Programmable Network Security – Challenges and Opportunitiesby Sandra Scott-Hayward (Queen’s University Belfast)

Date : 02 december 2022
Place : Web-conference – (Access code: 192737)

Society’s dependence on communication networks for all aspects of day-to-day living; business, education, entertainment etc. makes “the network” a very attractive target for malicious attack, which cyber criminals are only too eager to exploit, attempting to limit or block access to essential services (e.g., healthcare, banking, critical infrastructure etc.), disrupting our daily lives and causing high cost to businesses and individuals. Advances in networking such as Software-Defined Networking (SDN) and Network Functions Virtualization (NFV) have enabled the network availability and scalability required to support massive global connectivity. With SDN and programmable networks, we introduce flexibility to the control and processing of network traffic, which may be leveraged for in-network security functions. However, as we explore the use of network programmability frameworks and languages such as P4 to accelerate packet processing functions for the flexible and scalable connectivity in next-generation networks, we cannot lose sight of the security of the programmable network itself. Indeed, this flexibility and programmability potentially exposes the network devices to compromise.

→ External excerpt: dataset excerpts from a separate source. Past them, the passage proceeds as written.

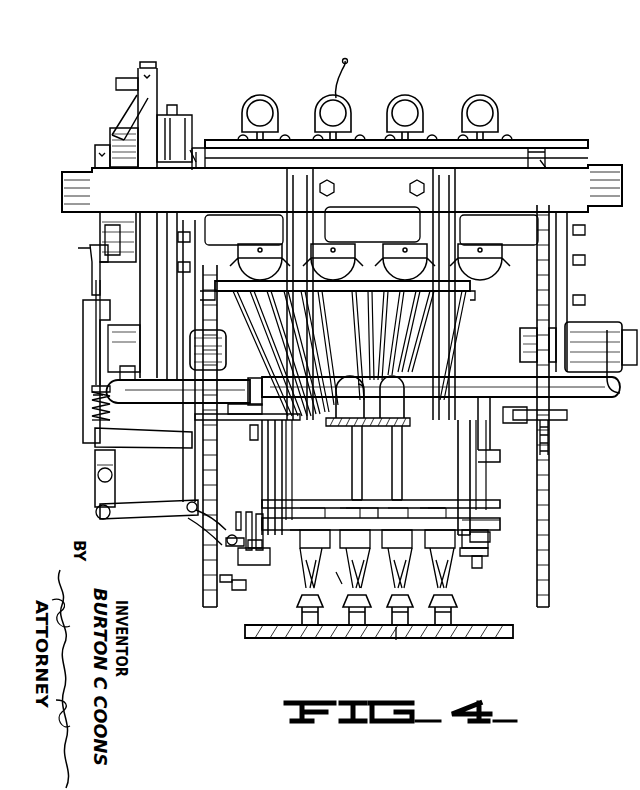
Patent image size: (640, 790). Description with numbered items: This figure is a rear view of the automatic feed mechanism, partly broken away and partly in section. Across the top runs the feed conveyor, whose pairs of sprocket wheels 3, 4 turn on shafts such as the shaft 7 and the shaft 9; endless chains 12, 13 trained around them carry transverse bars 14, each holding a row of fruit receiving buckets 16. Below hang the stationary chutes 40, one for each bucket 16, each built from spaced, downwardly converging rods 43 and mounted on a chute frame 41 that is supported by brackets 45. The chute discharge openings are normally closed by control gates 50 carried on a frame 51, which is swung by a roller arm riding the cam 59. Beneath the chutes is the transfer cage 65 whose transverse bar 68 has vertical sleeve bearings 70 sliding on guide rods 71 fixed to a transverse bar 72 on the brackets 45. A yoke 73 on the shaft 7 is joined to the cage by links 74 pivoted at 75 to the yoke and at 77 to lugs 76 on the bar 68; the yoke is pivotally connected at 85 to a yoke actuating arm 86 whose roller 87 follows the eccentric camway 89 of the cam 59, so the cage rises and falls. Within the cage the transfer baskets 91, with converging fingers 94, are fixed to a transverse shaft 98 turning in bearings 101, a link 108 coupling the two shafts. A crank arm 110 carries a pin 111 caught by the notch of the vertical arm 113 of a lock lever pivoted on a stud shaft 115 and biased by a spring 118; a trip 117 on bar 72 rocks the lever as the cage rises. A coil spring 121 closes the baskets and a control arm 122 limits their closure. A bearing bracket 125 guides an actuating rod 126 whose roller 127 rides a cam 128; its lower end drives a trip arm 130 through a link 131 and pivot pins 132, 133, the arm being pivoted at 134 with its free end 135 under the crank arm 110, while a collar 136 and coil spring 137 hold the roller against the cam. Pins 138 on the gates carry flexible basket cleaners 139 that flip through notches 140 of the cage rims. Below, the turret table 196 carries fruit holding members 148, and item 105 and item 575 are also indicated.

The sprocket wheels 3 is at (265, 381).
The sprocket wheels 4 is at (193, 160).
The shaft 7 is at (248, 352).
The shaft 9 is at (338, 578).
The endless chain 12 is at (205, 595).
The endless chain 13 is at (549, 470).
The transverse bars 14 is at (418, 148).
The fruit receiving buckets 16 is at (278, 112).
The stationary chutes 40 is at (326, 282).
The chute frame 41 is at (463, 395).
The converging wires or rods 43 is at (283, 348).
The brackets 45 is at (562, 248).
The control gates 50 is at (368, 401).
The frame 51 is at (450, 230).
The cam 59 is at (120, 220).
The transfer cage 65 is at (470, 526).
The transverse bar 68 is at (487, 545).
The vertical sleeve bearings 70 is at (482, 566).
The guide rods 71 is at (284, 458).
The transverse bar 72 is at (490, 428).
The yoke 73 is at (592, 398).
The links 74 is at (280, 486).
The pivot 75 is at (550, 440).
The lugs 76 is at (290, 510).
The pivot 77 is at (304, 524).
The pivotal connection 85 is at (122, 380).
The yoke actuating arm 86 is at (150, 298).
The roller 87 is at (98, 168).
The camway 89 is at (116, 130).
The transfer baskets 91 is at (306, 586).
The converging fingers or rods 94 is at (352, 583).
The transverse shaft 98 is at (389, 568).
The bearings 101 is at (352, 514).
The valve 105 is at (304, 523).
The link 108 is at (244, 588).
The crank arm 110 is at (246, 516).
The pin 111 is at (229, 515).
The vertical arm 113 is at (260, 516).
The stud shaft 115 is at (232, 546).
The trip 117 is at (252, 432).
The spring 118 is at (210, 583).
The coil spring 121 is at (490, 536).
The control arm 122 is at (258, 556).
The bearing bracket 125 is at (88, 372).
The actuating rod 126 is at (96, 334).
The roller 127 is at (92, 258).
The cam 128 is at (104, 230).
The trip arm 130 is at (148, 521).
The link 131 is at (114, 492).
The pivot pin 132 is at (98, 486).
The pivot pin 133 is at (96, 514).
The pivot 134 is at (192, 516).
The free end 135 is at (230, 542).
The collar 136 is at (94, 390).
The coil spring 137 is at (94, 402).
The pins 138 is at (353, 436).
The flexible basket cleaners 139 is at (394, 470).
The notches 140 is at (430, 524).
The fruit holding members 148 is at (380, 636).
The table 196 is at (462, 636).
The bottle 575 is at (412, 640).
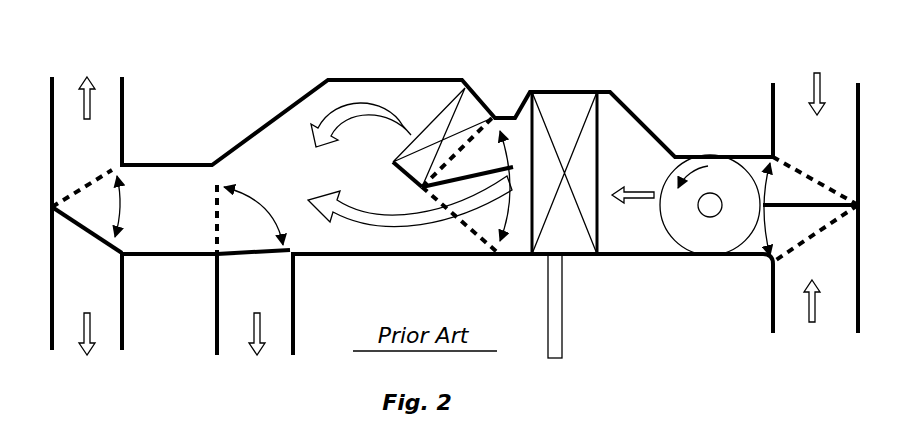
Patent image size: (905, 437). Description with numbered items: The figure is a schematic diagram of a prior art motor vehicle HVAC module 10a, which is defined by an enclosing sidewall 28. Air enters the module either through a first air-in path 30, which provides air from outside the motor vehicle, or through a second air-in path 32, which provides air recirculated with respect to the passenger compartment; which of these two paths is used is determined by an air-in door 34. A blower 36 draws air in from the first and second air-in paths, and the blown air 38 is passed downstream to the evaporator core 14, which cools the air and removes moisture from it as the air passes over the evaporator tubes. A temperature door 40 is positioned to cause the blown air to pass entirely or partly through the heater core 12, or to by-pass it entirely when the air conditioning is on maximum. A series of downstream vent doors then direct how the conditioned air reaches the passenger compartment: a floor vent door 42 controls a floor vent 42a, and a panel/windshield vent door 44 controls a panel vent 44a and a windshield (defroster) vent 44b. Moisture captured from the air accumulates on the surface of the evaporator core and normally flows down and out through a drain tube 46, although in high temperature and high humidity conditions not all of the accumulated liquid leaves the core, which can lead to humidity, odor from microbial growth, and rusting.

The HVAC module 10a is at (495, 63).
The heater core 12 is at (443, 118).
The evaporator core 14 is at (577, 100).
The enclosing sidewall 28 is at (300, 100).
The first air-in path 30 is at (793, 97).
The second air-in path 32 is at (787, 320).
The air-in door 34 is at (818, 208).
The blower 36 is at (723, 173).
The blown air 38 is at (633, 193).
The temperature door 40 is at (462, 178).
The floor vent door 42 is at (255, 253).
The floor vent 42a is at (275, 307).
The panel/windshield vent door 44 is at (80, 233).
The panel vent 44a is at (88, 293).
The windshield (defroster) vent 44b is at (108, 122).
The drain tube 46 is at (562, 300).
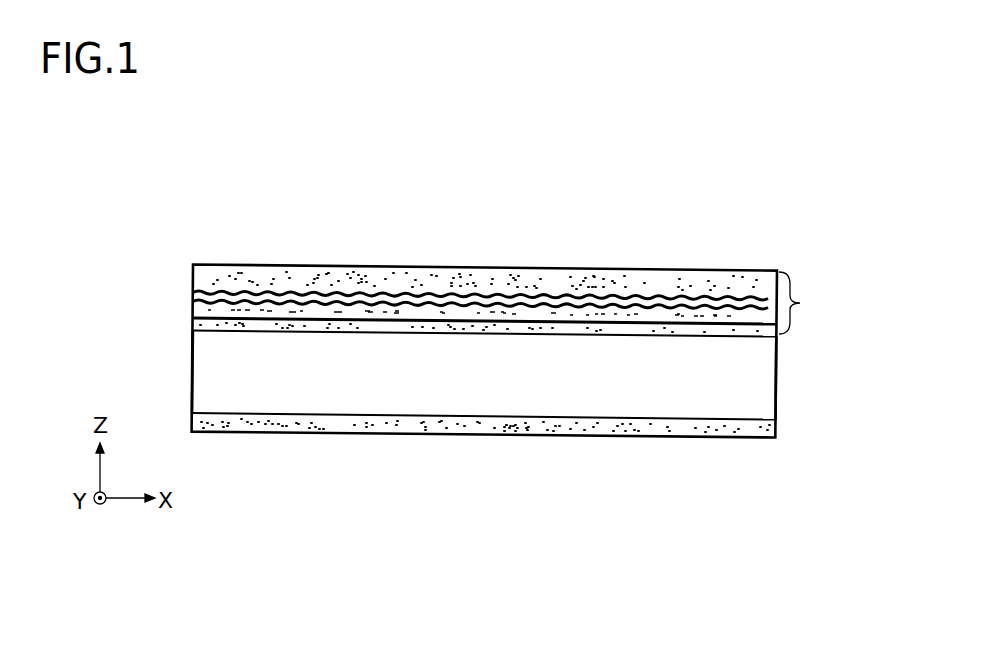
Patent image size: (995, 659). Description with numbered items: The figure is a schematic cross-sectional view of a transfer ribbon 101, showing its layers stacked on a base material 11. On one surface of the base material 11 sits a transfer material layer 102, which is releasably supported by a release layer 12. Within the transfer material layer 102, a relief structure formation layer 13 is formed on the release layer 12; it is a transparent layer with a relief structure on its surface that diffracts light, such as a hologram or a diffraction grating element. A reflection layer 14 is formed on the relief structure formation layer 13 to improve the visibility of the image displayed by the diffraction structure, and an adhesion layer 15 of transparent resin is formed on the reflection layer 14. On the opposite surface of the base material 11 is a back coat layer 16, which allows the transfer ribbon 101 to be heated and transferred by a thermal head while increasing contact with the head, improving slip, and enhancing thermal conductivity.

This talk will explore the opportunities and challenges of programmable network security, developments in the field, and our related research at CSIT/QUB.


Thwarting covert adversaries in FHE pipelinesby Sylvain Chatel (EPFL)

Date : 09 december 2022
Room : Aurigny

Fully Homomorphic Encryption (FHE) enables computations to be executed directly on encrypted data without decryption, thus it is becoming an auspicious solution to protect the confidentiality of sensitive data without impeding its usability for the purpose of analytics. While many practical systems rely on FHE to achieve strong privacy guarantees, their constructions only consider an honest-but-curious threat model by default, FHE provides no guarantees that the cryptographic material has been honestly generated nor that the computation was executed correctly on the encrypted data. In particular, in multiparty settings with numerous clients providing data and one or several servers performing the computation, this threat-model becomes even less realistic. Only recently, the cryptographic community has started analysing the guarantees of FHE under stronger adversaries and proposed solutions tailored to the malicious threat-model, however these efforts have remained theoretical and not applicable to real-life scenarios.

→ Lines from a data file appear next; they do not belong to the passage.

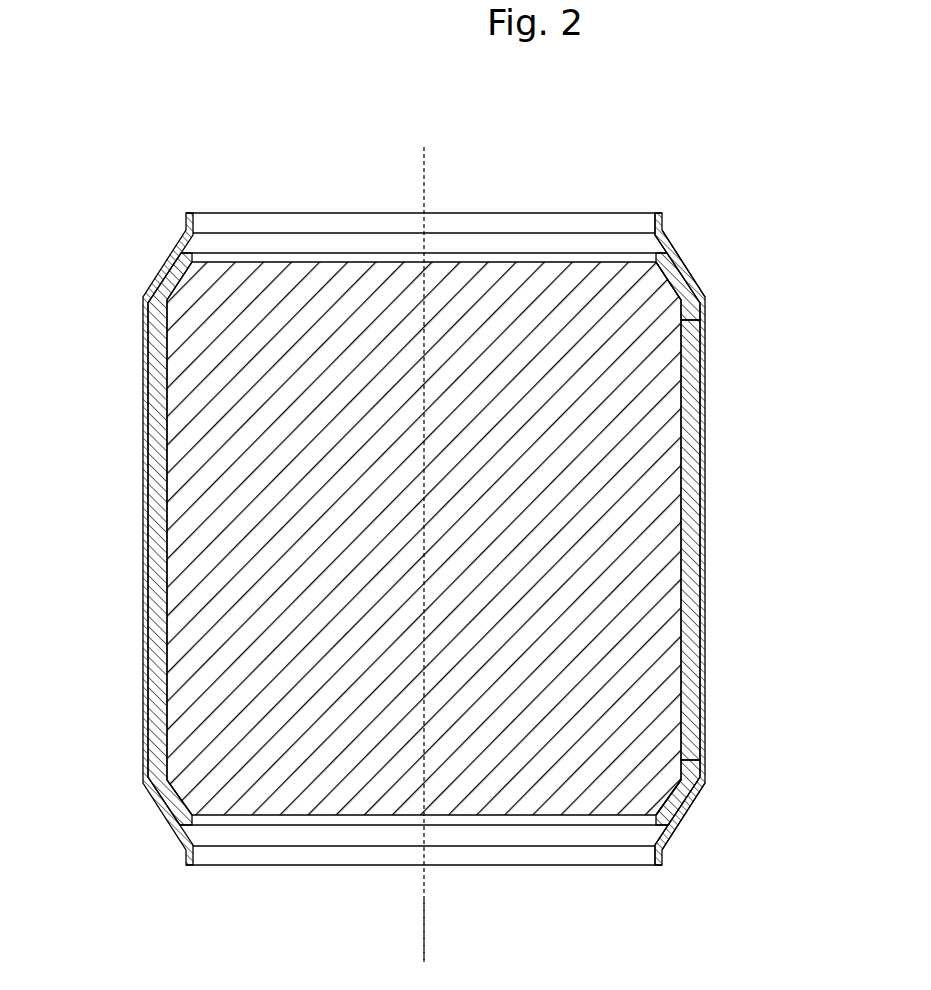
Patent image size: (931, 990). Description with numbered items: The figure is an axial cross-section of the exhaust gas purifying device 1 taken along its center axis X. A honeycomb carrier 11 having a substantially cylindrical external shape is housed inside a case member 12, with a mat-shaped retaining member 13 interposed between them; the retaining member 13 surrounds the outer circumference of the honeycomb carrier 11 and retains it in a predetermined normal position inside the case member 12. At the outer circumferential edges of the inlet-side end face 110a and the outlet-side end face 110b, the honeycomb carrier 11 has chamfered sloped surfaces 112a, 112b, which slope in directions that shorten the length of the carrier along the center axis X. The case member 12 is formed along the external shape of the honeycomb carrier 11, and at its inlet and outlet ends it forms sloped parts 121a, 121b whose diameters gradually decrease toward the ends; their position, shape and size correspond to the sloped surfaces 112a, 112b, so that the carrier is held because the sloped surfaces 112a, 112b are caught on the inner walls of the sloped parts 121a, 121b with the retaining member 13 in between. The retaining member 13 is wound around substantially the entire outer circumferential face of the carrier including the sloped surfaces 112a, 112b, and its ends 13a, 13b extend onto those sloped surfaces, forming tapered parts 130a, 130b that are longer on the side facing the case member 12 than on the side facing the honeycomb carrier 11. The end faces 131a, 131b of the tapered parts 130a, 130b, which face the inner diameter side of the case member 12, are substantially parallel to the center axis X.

The exhaust gas purifying device 1 is at (553, 149).
The honeycomb carrier 11 is at (185, 354).
The case member 12 is at (143, 458).
The retaining member 13 is at (150, 390).
The end of retaining member 13a is at (733, 236).
The end of retaining member 13b is at (706, 857).
The inlet-side end face 110a is at (331, 259).
The outlet-side end face 110b is at (331, 821).
The sloped surface 112a is at (681, 287).
The sloped surface 112b is at (684, 790).
The sloped part 121a is at (690, 252).
The sloped part 121b is at (693, 818).
The tapered part 130a is at (688, 261).
The tapered part 130b is at (680, 823).
The end face of tapered part 131a is at (661, 258).
The end face of tapered part 131b is at (662, 821).
The center axis X is at (424, 940).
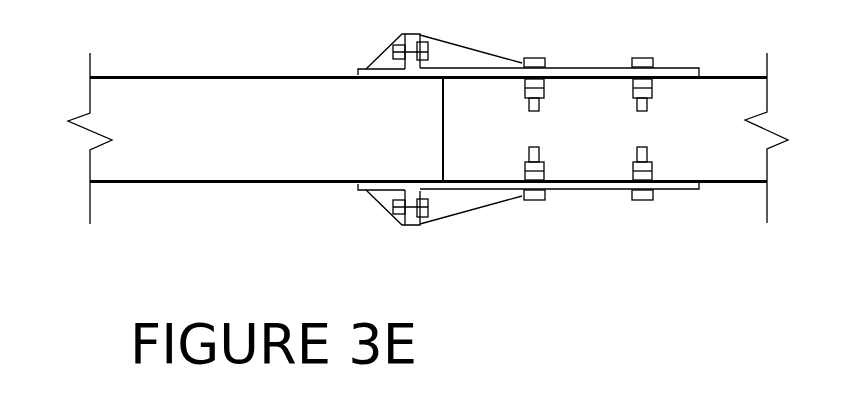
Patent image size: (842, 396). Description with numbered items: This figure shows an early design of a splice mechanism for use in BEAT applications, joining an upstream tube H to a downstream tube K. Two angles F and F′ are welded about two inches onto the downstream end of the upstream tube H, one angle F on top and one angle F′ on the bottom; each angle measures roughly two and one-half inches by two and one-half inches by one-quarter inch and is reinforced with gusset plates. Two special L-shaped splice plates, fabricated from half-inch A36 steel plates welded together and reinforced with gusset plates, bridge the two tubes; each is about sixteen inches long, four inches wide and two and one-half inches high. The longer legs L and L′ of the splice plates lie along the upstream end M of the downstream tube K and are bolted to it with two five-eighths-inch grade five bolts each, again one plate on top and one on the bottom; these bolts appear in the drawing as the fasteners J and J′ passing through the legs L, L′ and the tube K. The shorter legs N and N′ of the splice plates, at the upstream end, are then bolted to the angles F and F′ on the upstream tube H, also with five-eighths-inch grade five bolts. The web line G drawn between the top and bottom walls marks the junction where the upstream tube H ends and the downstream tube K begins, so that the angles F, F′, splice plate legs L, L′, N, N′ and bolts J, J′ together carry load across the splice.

The angle F is at (375, 72).
The angle F′ is at (385, 186).
The shorter leg N is at (427, 42).
The shorter leg N′ is at (432, 228).
The longer leg L is at (486, 72).
The longer leg L′ is at (477, 190).
The bolt J is at (580, 68).
The bolt (lower) J′ is at (580, 189).
The beam web G is at (443, 127).
The upstream end M is at (445, 145).
The upstream tube H is at (268, 183).
The downstream tube K is at (748, 183).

In our work, we aim at reducing this gap by considering covert adversaries that are malicious but rational (i.e., they do not want to be detected when cheating) and we build different systems that protect the FHE pipeline against such entities. We first propose an efficient solution to prove the correctness of homomorphic operations performed by a server without compromising the expressiveness of the FHE scheme. Then, we propose different protocols to secure input verification and correct encryption in settings where the client encrypting its data is not trusted. Our constructions provide baselines to evaluate the impact of the threat model change in FHE pipelines with real-life implementation constraints.


Not so AdHoc testing: formal methods in the standardization of the EDHOC protocolby Charlie Jacomme (Inria Paris)

Date : 16 december 2022
Room : Métivier

We believe that formal methods in security should be leveraged in all the standardisation’s of security protocols in order to strengthen their guarantees. To be effective, such analyses should be:
* maintainable: the security analysis should be performed on every step of the way, i.e. each iteration of the draft;
* pessimistic: all possible threat models, notably all sort of compromise should be considered;
* precise: the analysis should notably include as many real life weaknesses of the concrete cryptographic primitives specified.

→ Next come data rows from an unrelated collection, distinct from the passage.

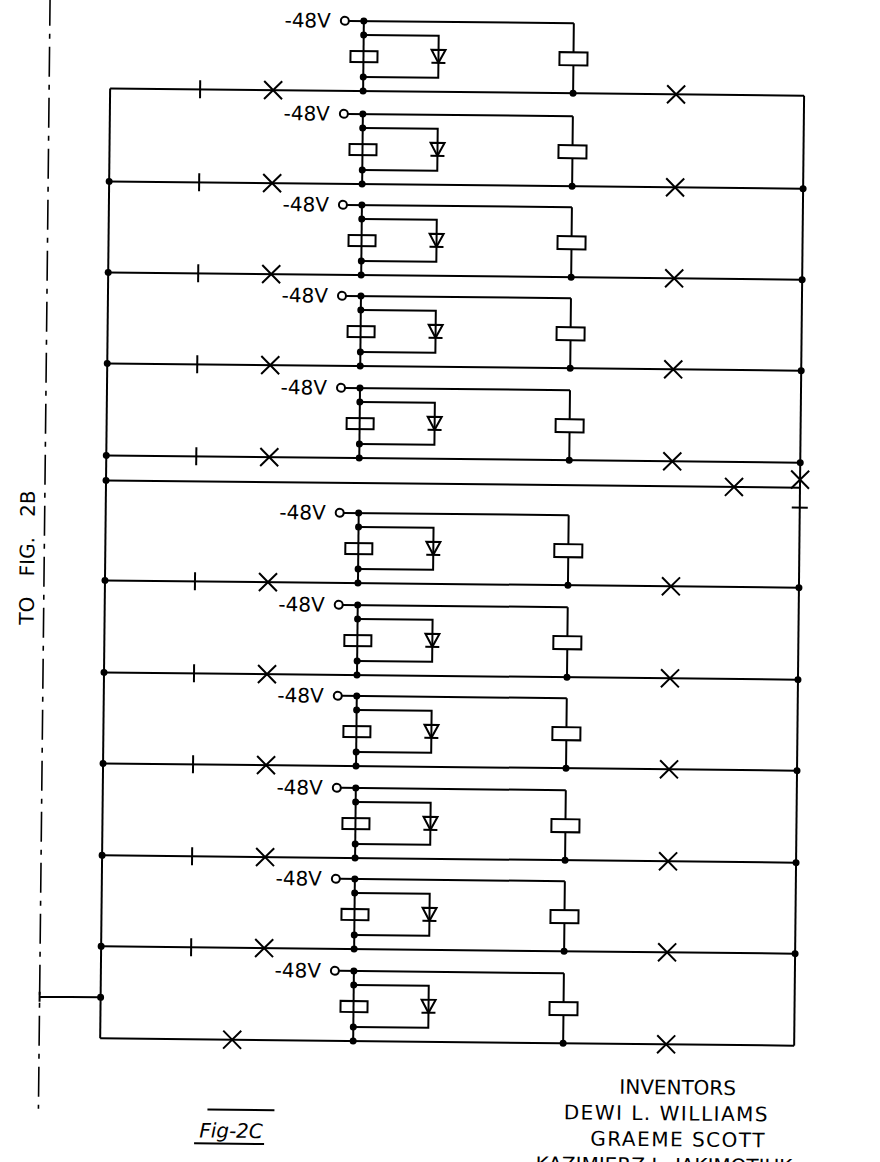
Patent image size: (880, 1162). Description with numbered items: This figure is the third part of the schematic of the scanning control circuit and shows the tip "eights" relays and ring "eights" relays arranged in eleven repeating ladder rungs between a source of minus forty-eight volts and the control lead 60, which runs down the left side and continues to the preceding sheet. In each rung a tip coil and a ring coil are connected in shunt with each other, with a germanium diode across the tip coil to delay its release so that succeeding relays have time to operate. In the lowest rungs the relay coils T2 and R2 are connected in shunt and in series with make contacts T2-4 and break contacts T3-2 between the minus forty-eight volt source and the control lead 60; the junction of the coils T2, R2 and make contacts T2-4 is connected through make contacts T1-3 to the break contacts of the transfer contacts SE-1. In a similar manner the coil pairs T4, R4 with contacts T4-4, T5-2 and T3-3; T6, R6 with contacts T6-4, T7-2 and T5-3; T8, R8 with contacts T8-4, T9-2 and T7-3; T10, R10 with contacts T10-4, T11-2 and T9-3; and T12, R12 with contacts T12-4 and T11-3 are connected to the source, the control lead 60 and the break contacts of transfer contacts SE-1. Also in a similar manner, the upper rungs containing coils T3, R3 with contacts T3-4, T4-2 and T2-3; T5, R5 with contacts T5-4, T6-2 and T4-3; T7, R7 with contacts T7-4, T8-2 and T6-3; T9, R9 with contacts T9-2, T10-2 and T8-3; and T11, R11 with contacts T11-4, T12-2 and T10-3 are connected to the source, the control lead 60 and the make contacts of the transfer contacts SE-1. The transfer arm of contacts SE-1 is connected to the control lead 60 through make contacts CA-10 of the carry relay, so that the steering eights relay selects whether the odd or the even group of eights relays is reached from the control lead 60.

The control lead 60 is at (104, 741).
The make contacts of carry relay CA CA-10 is at (733, 500).
The transfer contacts of steering eights relay SE SE-1 is at (814, 484).
The tip eights relay coil T2 is at (340, 548).
The tip eights relay coil T3 is at (345, 56).
The tip eights relay coil T4 is at (339, 640).
The tip eights relay coil T5 is at (344, 149).
The tip eights relay coil T6 is at (338, 730).
The tip eights relay coil T7 is at (343, 240).
The tip eights relay coil T8 is at (337, 822).
The tip eights relay coil T9 is at (342, 331).
The tip eights relay coil T10 is at (329, 913).
The tip eights relay coil T11 is at (335, 422).
The tip eights relay coil T12 is at (328, 1005).
The ring eights relay coil R2 is at (584, 550).
The ring eights relay coil R3 is at (589, 58).
The ring eights relay coil R4 is at (583, 642).
The ring eights relay coil R5 is at (588, 151).
The ring eights relay coil R6 is at (582, 733).
The ring eights relay coil R7 is at (587, 242).
The ring eights relay coil R8 is at (581, 825).
The ring eights relay coil R9 is at (586, 333).
The ring eights relay coil R10 is at (586, 916).
The ring eights relay coil R11 is at (591, 425).
The ring eights relay coil R12 is at (585, 1008).
The break contacts of relay T4 T4-2 is at (200, 78).
The make contacts of relay T3 T3-4 is at (273, 79).
The make contacts of relay T2 T2-3 is at (680, 83).
The break contacts of relay T6 T6-2 is at (199, 171).
The make contacts of relay T5 T5-4 is at (272, 172).
The make contacts of relay T4 T4-3 is at (679, 176).
The break contacts of relay T8 T8-2 is at (198, 262).
The make contacts of relay T7 T7-4 is at (271, 263).
The make contacts of relay T6 T6-3 is at (678, 267).
The break contacts of relay T10 T10-2 is at (196, 353).
The contacts of relay T9 T9-2 is at (231, 599).
The make contacts of relay T8 T8-3 is at (677, 358).
The break contacts of relay T12 T12-2 is at (195, 445).
The make contacts of relay T11 T11-4 is at (268, 446).
The make contacts of relay T10 T10-3 is at (675, 450).
The break contacts of relay T3 T3-2 is at (194, 570).
The make contacts of relay T2 T2-4 is at (267, 571).
The make contacts of relay T1 T1-3 is at (674, 575).
The break contacts of relay T5 T5-2 is at (193, 662).
The make contacts of relay T4 T4-4 is at (266, 663).
The make contacts of relay T3 T3-3 is at (673, 667).
The break contacts of relay T7 T7-2 is at (193, 753).
The make contacts of relay T6 T6-4 is at (266, 754).
The make contacts of relay T5 T5-3 is at (672, 758).
The make contacts of relay T8 T8-4 is at (265, 846).
The make contacts of relay T7 T7-3 is at (672, 850).
The break contacts of relay T11 T11-2 is at (190, 936).
The make contacts of relay T10 T10-4 is at (263, 937).
The make contacts of relay T9 T9-3 is at (671, 941).
The make contacts of relay T12 T12-4 is at (231, 1028).
The make contacts of relay T11 T11-3 is at (669, 1033).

In this talk, we illustrate how such a goal may be approached by detailing our analysis of the current IETF draft standard of the EDHOC protocol, as well as our subsequent interactions with its LAKE working group. We will proceed in three steps, first introducing the Sapic+ platform that allows from a single modeling of a protocol to benefit from all the capabilities of multiple automated verification tools (ProVerif, Tamarin, DeepSec). We will then introduce multiple recent advances on how to better model the cryptographic primitives and their real life weaknesses. We will finally show how we leveraged Sapic+ along with the advanced primitive models to analyze the EDHOC protocol and provide feedback to the LAKE working group that has been integrated in latter drafts.